Some of what's on this checklist is genuinely DIY-friendly: lubricating hinges, wiping sensor lenses, replacing a bottom seal. But if your visual inspection turns up broken springs, frayed cables, significant track damage, or a door that's badly out of balance, those are jobs for a trained technician. Springs and cables in particular carry real injury risk when handled incorrectly. Peabody Garage Doors serves homeowners across Peabody and nearby communities like Danvers, Wakefield, and Melrose. if something on this checklist gives you pause, take a look at what we offer or browse our frequently asked questions before picking up the phone.
Spring is one of the busiest seasons for garage door repair precisely because so much damage accumulates over winter and goes unnoticed. Getting ahead of it now means you're not the homeowner scrambling for emergency service in May when everyone else is calling too.
Q: How often should I do a full garage door inspection in Peabody? A: At minimum, twice a year. once in late fall before winter hits, and once in early spring after it ends. Peabody's climate is hard on garage door hardware, with significant snowfall, temperature swings between the 20s and 80s, and coastal moisture. A quick 15-minute visual check each season can catch most problems before they become emergencies.
Q: My garage door is making a grinding noise since winter.
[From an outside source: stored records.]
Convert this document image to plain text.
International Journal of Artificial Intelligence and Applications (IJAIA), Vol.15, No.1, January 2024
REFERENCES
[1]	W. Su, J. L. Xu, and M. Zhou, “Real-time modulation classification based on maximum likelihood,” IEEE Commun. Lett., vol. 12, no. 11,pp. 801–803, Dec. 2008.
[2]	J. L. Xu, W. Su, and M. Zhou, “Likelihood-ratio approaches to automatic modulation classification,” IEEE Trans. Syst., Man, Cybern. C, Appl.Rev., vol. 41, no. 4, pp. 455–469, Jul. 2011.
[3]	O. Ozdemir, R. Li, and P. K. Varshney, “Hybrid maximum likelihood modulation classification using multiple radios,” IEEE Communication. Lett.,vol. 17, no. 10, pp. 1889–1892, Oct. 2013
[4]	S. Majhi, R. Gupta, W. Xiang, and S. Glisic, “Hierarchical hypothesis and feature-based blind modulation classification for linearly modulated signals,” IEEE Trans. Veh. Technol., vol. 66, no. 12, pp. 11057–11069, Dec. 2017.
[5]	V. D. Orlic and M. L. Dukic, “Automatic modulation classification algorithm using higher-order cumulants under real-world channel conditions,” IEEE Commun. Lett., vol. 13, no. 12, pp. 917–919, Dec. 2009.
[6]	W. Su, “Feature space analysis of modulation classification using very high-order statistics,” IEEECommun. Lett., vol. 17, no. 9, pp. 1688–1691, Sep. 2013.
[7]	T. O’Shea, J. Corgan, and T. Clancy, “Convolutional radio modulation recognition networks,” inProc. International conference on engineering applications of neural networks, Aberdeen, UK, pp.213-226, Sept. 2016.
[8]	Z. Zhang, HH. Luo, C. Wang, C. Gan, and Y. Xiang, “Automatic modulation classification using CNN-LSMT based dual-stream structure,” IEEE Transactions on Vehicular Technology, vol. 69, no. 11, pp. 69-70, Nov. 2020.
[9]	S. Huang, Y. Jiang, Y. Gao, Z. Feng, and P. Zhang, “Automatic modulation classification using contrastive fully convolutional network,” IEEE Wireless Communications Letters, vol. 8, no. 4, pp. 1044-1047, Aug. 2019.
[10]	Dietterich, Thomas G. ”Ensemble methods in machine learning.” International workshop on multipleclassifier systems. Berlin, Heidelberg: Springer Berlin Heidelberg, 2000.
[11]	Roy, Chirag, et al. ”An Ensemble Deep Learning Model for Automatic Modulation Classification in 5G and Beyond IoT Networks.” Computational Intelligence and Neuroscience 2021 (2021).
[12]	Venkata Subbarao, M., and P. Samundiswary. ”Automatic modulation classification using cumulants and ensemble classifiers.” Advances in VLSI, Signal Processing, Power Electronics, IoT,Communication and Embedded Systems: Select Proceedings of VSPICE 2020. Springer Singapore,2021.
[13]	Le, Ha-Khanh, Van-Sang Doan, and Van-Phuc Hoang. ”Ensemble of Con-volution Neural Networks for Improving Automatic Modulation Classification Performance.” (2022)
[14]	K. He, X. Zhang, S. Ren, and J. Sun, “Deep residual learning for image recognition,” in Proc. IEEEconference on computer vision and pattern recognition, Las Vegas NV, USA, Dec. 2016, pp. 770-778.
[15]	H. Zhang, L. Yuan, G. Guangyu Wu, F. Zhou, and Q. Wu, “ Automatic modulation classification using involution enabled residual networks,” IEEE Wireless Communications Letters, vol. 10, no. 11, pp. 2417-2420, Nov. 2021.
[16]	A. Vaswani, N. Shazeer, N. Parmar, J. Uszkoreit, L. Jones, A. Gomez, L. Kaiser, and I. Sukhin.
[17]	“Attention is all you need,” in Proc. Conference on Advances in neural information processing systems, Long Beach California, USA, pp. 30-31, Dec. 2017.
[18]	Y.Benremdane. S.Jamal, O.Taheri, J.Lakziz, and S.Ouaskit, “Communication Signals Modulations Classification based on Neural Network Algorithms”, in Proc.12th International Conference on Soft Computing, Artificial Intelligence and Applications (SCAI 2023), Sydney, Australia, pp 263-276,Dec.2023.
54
Do I need a repair or just lubrication? A: Start with lubrication on the hinges, rollers, springs, and bearing plates using a silicone or lithium-based spray. not WD-40, which can attract dirt and dry out quickly. If the noise persists after lubrication, it's worth having a technician look at the rollers and opener drive system. Grinding that continues after proper lubrication usually points to a worn roller, a bent track, or a failing opener gear.
Q: Can I replace just the weatherstripping myself, or do I need a pro? A: Side and top weatherstripping is generally a manageable DIY project. it's sold by the foot at most hardware stores and installs with a few screws or by sliding into a channel. The bottom seal replacement is also doable for most homeowners. If you're dealing with a more complex seal configuration or a damaged door stop that's affecting the seal fit, a technician can handle it quickly during a routine service visit.